Rarely does a car enter the Philippine market with so much buzz that it becomes the undeniable beacon for the brand. Honda has the Civic, Toyota its Corolla, Ford competes with its Fiesta and Mitsubishi has the Lancer as the bread and butter model. For Hyundai, the Elantra has seemingly taken over the cudgels in bannering the Korean brand. And it doesn't take much to find out why.
I used to race against MP Turbo-prepared second-generation Hyundai Elantras in the late 90s. Back then the car had the performance potential to make it stand out among the crowd. For one thing it had ABS--a novelty at that time. Fast forward 12 years later and we now have an Elantra that is just as packed with go-fast-look-good goodies.
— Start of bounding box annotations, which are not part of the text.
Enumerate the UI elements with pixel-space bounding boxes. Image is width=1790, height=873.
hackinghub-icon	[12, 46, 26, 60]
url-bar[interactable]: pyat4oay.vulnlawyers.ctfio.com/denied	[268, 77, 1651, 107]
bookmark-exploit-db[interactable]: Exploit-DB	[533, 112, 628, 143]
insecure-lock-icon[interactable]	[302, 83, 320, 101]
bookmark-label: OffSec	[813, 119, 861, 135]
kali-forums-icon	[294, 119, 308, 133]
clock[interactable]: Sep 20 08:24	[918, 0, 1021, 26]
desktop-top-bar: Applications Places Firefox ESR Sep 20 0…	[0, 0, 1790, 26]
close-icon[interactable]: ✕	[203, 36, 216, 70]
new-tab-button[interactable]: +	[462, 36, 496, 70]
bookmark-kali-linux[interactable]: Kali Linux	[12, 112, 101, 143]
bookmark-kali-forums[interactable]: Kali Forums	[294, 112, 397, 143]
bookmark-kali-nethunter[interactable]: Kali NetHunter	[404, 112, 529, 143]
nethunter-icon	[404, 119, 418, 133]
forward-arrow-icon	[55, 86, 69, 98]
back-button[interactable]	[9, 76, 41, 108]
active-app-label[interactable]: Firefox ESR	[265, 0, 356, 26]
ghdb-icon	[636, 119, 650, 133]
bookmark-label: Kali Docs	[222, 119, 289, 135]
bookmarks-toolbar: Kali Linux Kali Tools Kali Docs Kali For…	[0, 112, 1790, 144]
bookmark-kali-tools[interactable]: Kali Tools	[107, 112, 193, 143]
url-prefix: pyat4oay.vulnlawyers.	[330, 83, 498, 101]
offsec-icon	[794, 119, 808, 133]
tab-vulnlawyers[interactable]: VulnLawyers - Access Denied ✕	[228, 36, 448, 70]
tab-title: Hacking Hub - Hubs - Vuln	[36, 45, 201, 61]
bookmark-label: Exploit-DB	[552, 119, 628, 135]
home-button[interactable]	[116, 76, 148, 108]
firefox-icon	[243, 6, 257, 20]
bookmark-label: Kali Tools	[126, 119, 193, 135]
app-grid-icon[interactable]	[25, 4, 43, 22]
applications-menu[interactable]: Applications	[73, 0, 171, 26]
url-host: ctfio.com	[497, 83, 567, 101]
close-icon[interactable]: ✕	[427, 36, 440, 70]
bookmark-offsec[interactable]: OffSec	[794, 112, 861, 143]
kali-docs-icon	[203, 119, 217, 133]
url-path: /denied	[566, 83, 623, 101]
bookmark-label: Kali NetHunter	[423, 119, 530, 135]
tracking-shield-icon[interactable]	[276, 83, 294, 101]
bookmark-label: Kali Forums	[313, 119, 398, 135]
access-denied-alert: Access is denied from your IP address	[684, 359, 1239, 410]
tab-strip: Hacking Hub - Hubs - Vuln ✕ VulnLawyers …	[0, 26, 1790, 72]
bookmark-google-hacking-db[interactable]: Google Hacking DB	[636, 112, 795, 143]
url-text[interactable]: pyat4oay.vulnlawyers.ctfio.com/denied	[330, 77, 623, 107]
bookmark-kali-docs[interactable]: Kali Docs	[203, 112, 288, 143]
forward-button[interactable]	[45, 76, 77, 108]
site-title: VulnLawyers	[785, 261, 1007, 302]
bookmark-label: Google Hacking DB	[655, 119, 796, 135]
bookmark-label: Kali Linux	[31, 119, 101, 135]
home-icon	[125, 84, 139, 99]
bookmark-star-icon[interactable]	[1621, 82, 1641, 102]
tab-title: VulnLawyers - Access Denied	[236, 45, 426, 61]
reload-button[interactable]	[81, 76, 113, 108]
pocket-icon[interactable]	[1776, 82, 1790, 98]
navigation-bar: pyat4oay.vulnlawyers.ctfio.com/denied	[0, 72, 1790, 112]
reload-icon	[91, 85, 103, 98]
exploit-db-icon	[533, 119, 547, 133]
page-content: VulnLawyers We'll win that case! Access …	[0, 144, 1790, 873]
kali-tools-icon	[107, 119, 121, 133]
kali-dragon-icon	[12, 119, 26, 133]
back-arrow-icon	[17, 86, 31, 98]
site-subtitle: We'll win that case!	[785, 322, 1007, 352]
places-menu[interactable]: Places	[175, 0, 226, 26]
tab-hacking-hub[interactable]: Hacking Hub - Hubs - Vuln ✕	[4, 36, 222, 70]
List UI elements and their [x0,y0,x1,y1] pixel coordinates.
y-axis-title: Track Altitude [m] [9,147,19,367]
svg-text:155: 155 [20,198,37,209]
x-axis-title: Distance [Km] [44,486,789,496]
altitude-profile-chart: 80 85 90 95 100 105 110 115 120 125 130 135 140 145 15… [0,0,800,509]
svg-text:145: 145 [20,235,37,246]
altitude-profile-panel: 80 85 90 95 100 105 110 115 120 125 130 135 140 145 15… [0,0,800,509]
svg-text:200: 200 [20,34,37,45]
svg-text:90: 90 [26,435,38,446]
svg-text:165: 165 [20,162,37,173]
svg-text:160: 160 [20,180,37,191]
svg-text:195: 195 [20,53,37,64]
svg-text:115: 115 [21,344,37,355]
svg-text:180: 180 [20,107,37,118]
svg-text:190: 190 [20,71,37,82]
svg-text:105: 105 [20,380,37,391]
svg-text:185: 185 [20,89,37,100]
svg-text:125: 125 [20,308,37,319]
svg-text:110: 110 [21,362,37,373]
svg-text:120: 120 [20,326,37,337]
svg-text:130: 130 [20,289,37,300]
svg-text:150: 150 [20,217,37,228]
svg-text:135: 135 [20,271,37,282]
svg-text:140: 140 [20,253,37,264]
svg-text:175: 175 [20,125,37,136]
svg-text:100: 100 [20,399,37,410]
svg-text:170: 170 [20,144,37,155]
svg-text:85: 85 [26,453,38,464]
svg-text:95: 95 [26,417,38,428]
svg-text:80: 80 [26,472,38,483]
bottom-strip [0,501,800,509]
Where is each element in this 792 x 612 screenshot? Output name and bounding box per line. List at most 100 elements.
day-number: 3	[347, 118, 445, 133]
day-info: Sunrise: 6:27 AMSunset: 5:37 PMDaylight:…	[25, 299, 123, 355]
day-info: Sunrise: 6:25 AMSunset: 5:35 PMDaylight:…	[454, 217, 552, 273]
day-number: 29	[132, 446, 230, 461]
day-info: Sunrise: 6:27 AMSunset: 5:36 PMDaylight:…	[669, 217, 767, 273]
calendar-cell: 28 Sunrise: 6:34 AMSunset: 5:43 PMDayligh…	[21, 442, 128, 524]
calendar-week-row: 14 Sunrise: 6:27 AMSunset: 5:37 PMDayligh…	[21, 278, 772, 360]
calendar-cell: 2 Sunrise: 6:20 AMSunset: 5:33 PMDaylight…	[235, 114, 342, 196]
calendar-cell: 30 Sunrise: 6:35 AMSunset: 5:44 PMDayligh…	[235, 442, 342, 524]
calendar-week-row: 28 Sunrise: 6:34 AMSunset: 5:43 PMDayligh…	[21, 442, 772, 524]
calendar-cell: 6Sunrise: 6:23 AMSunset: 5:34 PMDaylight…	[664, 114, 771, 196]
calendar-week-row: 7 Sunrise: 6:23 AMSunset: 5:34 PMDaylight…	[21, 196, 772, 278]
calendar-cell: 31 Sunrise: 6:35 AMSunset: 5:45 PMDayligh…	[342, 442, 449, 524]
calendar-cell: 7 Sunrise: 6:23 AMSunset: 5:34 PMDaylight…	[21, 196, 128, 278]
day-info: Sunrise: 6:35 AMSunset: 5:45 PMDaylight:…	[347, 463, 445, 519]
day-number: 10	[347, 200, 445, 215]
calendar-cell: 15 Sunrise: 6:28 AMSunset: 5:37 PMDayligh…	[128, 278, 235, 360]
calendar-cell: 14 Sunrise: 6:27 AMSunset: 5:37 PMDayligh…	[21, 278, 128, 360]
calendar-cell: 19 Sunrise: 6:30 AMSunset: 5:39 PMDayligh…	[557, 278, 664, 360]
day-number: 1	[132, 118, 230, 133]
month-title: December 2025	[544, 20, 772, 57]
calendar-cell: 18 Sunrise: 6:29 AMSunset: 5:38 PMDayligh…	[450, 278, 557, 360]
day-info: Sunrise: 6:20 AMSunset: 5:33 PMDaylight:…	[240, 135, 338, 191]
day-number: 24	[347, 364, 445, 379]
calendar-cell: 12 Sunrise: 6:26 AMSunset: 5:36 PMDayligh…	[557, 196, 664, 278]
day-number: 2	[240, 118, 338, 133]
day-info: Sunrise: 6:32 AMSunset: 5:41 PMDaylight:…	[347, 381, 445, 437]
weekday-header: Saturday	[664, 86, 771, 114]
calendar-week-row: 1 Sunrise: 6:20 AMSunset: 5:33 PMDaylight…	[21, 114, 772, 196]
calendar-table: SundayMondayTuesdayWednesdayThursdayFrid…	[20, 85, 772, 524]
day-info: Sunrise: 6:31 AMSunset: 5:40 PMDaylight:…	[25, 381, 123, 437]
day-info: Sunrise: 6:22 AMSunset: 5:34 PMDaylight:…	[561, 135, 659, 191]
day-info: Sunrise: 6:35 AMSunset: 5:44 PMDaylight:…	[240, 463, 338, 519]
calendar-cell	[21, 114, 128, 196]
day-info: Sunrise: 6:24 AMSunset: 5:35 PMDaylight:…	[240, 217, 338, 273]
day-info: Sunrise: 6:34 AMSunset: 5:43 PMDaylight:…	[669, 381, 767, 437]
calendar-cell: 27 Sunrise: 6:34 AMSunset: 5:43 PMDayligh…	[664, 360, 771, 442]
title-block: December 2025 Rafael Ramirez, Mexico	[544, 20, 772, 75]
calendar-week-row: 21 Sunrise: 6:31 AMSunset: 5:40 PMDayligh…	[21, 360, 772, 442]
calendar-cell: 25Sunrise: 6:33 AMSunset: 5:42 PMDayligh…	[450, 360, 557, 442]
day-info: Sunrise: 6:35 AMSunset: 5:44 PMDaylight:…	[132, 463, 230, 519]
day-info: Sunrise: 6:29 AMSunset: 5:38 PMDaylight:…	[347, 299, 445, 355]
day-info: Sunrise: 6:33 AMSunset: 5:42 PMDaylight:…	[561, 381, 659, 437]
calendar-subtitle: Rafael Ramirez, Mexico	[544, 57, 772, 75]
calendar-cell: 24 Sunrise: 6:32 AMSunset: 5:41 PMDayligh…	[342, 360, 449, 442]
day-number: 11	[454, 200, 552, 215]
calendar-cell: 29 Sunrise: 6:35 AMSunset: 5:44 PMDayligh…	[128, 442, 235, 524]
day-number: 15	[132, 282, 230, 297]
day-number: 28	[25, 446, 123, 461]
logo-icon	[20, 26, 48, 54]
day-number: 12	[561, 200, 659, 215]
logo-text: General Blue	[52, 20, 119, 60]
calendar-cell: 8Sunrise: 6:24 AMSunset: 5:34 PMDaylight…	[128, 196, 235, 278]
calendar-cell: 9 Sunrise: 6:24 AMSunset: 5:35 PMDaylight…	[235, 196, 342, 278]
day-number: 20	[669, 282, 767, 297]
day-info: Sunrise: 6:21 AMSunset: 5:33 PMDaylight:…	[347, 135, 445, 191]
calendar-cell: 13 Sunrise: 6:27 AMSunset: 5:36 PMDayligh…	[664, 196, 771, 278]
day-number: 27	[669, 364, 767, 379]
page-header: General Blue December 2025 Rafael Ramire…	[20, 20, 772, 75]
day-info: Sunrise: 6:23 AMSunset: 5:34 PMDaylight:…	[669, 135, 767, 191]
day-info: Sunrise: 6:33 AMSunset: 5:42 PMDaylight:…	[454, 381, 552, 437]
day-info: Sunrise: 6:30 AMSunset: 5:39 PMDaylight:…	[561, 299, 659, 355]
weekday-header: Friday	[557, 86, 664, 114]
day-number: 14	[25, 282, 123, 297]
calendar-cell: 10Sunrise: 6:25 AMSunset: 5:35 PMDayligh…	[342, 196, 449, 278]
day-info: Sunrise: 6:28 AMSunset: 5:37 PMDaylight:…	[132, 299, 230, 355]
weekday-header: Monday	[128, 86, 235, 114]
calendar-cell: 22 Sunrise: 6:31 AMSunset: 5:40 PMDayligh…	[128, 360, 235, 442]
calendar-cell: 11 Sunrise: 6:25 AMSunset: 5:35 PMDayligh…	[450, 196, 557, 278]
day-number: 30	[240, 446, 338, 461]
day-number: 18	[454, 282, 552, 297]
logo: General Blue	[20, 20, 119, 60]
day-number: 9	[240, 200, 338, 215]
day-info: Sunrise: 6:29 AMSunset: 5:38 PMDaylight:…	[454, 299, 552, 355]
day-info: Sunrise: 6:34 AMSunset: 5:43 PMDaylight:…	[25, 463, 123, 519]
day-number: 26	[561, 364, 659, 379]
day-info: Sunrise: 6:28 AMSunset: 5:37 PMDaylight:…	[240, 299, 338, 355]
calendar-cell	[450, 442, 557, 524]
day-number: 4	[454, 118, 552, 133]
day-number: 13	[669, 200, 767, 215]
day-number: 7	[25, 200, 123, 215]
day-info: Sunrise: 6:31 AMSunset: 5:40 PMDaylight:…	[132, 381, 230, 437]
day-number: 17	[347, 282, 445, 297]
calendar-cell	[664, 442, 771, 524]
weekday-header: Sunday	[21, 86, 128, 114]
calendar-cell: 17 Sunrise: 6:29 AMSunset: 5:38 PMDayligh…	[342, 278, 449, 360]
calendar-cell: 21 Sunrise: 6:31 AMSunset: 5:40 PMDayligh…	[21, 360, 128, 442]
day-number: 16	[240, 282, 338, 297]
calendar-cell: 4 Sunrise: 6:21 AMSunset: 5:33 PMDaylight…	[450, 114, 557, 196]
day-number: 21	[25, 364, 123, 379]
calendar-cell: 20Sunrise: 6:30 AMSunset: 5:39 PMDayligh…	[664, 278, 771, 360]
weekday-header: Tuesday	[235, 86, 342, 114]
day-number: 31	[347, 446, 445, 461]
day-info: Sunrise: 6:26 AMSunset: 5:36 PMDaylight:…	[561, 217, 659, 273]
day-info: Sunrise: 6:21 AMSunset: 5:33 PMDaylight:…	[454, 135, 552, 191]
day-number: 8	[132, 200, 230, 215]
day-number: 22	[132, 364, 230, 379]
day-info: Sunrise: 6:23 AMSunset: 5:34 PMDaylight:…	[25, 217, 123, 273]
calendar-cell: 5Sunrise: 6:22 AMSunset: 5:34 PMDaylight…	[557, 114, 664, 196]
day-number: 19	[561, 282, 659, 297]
And being more reasonably priced than most of its competitors, it is no wonder why the Japanese are having a hard time coping with the ongoing Korean invasion.
The latest variant of the Elantra is this 1.6-liter manual that's supposed to be the entry-level variant but, as I've discovered, nothing much about it can be considered entry-level. From looks alone you know you're getting a big car. Its lines closely resemble that of its big brother, the Sonata's. Hyundai's fluidic design language brings out the best features of this car--the modern and aggressive front, the broad sculpted sides and a bulbous rear that reminds you of that shapely derriere plastered on those Coca-Cola billboards on EDSA.
Inside, the same amount of attention to detail as the exterior went into the design, the fit and finish of the Elantra. Though mostly made up of plastic, it's the basically the chiseled kind you can live with on a day-to-day basis. Even the seats share the same molded design language as the rest of the car. Aside from the single-DIN, iPod-ready JVC head unit, which seem to be out of place, the dash looks pretty clean and well organized. And with a sunglass pocket, two vanity mirrors and a cavernous trunk, there isn't really much left out of the equation.
Driving the 1600 Elantra is likewise a revelation. Power from the Gamma Multipoint fuel injected Dual-Continuously Variable Valve Timing (MPI D-CVVT) engine is ample and spritely. With 128 horses and close to 157Nm of torque at the driver's disposal, it feels alive and easy to motivate. Low-end acceleration is quite delightful making it perfect for weaving in and out of traffic despite its sizeable dimensions. On the other end of the stick, steady highway cruising reveals an astounding 24km/L fuel economy figure based on the car's onboard computer. Keeping an eye on the instantaneous fuel consumption display lets you see when fuel use drops down to zero--that is when you back off the gas while in gear. So with the Elantra, as with many of the newer cars nowadays, you can actually forget about going to neutral when you want to save some precious drops of gasoline.
If you do care to do some extensive driving you will find that at least the pedals are easy on the calves. The six-speed (yes, it actually has six forward gears!) manual shifting action is precise and direct, which unfortunately can't be said about its steering. Even if it feels light with an electric motor doing assist duties, it doesn't have the throwback you would have been used to if you grew up with a car on hydraulic power steering. It's basically like playing with a pre-force feedback gaming wheel.
At least the ride isn't as vague. In fact, it feels composed and planted with bumps easily soaked up by the MacPherson strut fronts and Torsion Beam axle rears. I used to own an FD Civic and I can say that the Elantra rides that much smoother and gentler on the bum.
But the real ace up this 1.6-liter manual Elantra’s sleeve is its price. At P798,000 this variant is a certified steal. Fleet managers will surely look hard for a package as complete and as value-laden as this, while starting families now have an option to go up the ranks and bypass the smaller fuel misers that cost some tens of thousands of pesos more. Of course, the Elantra also gives boy-racer wannabees a fresher platform to work with.
Basically the only things that give this 1.6-liter MT Elantra away are the rear drum brakes, the less than fashionable 16-inch wheels, the aforementioned aftermarket stereo and the dull steering feel. Everything else seems to have come from the same 1.8-liter assembly line in terms of quality and that speaks well about Hyundai’s product planning intentions.
We can't wait for the next generation of updates the Japanese are planning for their sub-compacts. With the Elantra around, however, it will take some tedious number crunching to weigh what matters most to the customer. So far, the Elantra has the bases well covered.